Steak and Summer Vegetable Saute



Article first published as Summer Vegetable Saute on Blogcritics.



It’s not quite summer yet, but I’m already starting to see some great summer produce in my markets from just a little south of here.  The corn tastes sweeter, the zucchini is more tender, and the cherry tomatoes are at their plump and juicy best.  Also, Vidalia onions are in season and I just adore the sweetness they bring to dishes at this time of year.  We’re having some beautiful steaks and a great cab tonight for Mother’s Day (followed by Banana Cupcakes!), so I wanted to nice, easy, fresh and sort of light side dish that would showcase the steaks.  If you had some fresh okra or fava beans available, either one would be a delicious addition to this dish as well.  

1 Tbsp Olive Oil
3 ears of corn, kernels removed from the cobs
1 medium zucchini
1/2 pint cherry tomatoes, cut in halves
¼ Vidalia (or other sweet) onion
1 clove of garlic
salt and pepper to taste
¼ cup basil, sliced into ribbons
1 cup baby arugula


First, chop the zucchini into ¼ inch rounds and then cut the rounds into quarters.

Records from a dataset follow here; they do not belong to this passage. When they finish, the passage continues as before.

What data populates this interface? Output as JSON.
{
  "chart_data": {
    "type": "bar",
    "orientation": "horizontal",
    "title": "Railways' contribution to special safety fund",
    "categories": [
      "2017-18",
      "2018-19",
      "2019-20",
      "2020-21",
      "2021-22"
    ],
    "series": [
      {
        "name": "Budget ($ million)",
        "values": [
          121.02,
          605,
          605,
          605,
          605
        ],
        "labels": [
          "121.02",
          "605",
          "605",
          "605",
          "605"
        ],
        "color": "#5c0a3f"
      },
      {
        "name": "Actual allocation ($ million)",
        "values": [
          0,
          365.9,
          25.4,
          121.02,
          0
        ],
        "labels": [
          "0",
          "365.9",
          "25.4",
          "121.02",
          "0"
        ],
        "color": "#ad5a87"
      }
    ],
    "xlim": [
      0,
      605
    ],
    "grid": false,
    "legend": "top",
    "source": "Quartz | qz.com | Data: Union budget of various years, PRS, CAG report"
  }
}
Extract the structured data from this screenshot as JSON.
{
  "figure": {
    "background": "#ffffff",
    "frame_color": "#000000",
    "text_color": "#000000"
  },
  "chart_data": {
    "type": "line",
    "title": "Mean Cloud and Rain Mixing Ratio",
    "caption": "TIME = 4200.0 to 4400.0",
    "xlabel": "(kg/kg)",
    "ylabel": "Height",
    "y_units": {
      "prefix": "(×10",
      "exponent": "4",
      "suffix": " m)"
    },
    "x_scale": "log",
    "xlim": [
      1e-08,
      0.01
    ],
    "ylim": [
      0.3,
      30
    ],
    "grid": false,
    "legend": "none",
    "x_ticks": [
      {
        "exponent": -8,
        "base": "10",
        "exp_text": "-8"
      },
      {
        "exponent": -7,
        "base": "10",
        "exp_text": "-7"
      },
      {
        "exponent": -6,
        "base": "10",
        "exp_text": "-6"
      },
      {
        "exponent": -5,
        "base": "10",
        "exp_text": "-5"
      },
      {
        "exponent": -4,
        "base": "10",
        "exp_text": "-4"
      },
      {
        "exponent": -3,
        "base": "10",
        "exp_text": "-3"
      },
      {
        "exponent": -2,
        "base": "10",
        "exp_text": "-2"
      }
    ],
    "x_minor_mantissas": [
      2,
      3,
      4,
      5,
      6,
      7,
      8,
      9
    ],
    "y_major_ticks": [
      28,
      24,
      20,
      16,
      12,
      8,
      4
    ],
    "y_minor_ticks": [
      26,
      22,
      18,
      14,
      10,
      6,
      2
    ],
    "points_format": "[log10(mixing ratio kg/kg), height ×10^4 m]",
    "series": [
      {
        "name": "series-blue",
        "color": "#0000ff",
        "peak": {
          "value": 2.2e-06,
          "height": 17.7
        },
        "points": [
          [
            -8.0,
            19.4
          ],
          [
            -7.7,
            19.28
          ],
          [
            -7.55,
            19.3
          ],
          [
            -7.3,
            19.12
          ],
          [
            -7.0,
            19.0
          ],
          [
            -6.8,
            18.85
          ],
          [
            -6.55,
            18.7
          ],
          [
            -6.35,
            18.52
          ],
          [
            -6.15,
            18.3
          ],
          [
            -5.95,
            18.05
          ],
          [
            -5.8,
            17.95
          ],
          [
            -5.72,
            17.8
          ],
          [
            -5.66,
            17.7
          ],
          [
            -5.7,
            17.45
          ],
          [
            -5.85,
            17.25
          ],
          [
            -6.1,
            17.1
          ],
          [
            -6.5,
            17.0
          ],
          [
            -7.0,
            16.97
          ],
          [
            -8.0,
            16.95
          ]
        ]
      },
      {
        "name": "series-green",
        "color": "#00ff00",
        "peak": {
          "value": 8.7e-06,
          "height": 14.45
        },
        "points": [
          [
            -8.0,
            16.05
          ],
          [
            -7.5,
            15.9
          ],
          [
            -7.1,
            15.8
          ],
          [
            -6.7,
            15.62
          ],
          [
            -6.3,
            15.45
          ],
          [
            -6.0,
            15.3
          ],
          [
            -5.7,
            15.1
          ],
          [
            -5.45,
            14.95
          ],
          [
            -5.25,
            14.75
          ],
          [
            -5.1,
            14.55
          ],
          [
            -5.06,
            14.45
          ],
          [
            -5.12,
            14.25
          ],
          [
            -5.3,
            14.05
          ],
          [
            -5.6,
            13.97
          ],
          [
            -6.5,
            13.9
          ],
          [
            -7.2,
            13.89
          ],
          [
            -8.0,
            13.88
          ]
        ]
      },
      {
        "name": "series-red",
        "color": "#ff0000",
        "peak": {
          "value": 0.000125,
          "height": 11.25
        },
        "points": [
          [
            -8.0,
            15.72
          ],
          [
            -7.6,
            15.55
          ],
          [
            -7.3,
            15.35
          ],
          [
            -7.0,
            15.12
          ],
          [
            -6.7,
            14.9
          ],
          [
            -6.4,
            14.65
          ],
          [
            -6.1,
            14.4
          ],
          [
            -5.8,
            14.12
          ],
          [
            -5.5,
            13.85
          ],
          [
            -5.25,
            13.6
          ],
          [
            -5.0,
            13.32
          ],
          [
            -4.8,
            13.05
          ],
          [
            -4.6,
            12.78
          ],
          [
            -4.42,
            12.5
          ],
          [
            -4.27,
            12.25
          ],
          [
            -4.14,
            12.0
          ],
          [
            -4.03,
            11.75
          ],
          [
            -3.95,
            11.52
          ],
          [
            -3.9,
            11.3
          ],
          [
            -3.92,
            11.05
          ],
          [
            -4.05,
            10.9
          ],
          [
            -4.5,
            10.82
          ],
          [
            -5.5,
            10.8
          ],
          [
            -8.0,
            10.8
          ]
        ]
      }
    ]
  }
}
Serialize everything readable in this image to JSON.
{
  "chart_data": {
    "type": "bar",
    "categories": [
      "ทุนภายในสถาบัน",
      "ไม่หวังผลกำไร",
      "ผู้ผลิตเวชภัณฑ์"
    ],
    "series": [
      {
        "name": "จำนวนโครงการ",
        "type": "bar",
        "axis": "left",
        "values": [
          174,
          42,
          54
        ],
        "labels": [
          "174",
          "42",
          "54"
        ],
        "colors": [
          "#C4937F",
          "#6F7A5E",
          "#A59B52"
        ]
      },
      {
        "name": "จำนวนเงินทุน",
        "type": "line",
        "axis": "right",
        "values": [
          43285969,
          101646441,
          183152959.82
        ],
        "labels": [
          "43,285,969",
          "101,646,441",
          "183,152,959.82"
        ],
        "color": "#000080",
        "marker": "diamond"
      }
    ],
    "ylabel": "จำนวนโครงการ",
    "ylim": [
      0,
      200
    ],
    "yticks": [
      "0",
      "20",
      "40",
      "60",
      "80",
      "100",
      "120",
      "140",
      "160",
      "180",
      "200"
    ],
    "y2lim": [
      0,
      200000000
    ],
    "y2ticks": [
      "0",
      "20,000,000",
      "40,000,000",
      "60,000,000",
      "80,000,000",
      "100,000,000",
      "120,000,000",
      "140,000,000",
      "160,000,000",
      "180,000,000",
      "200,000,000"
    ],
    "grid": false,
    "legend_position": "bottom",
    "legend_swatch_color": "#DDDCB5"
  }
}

Set aside. Mince the garlic and chop the onion.  Melt the butter and olive oil together in a large sauté pan.  Add the onions and garlic first, sautéing over medium heat until soft, but not browned.  Add the zucchini and continue sautéing, until slightly softened.  Next add the corn and cherry tomatoes and continue sautéing until the corn is cooked.  Season to taste with salt and pepper.  Add the basil and arugula, just before serving and enjoy!  I’ve served this before with seared scallops and shrimp and it was divine.  Sometimes, I add in a bit of crumbled bacon and/or goat cheese at the end, but because of the steak, I wanted a lighter dish tonight.  Use it however you’re inspired though!  It’s a quick way to use loads of the gorgeous produce coming to markets over the next few months.   As I mentioned, I served it tonight with steak, and I also made some tiny creamer potatoes, simply cooked in chicken stock and water, and then basted in butter and a variety of fresh herbs.  It was an amazing meal that my husband and kids really loved…and mom was happy too!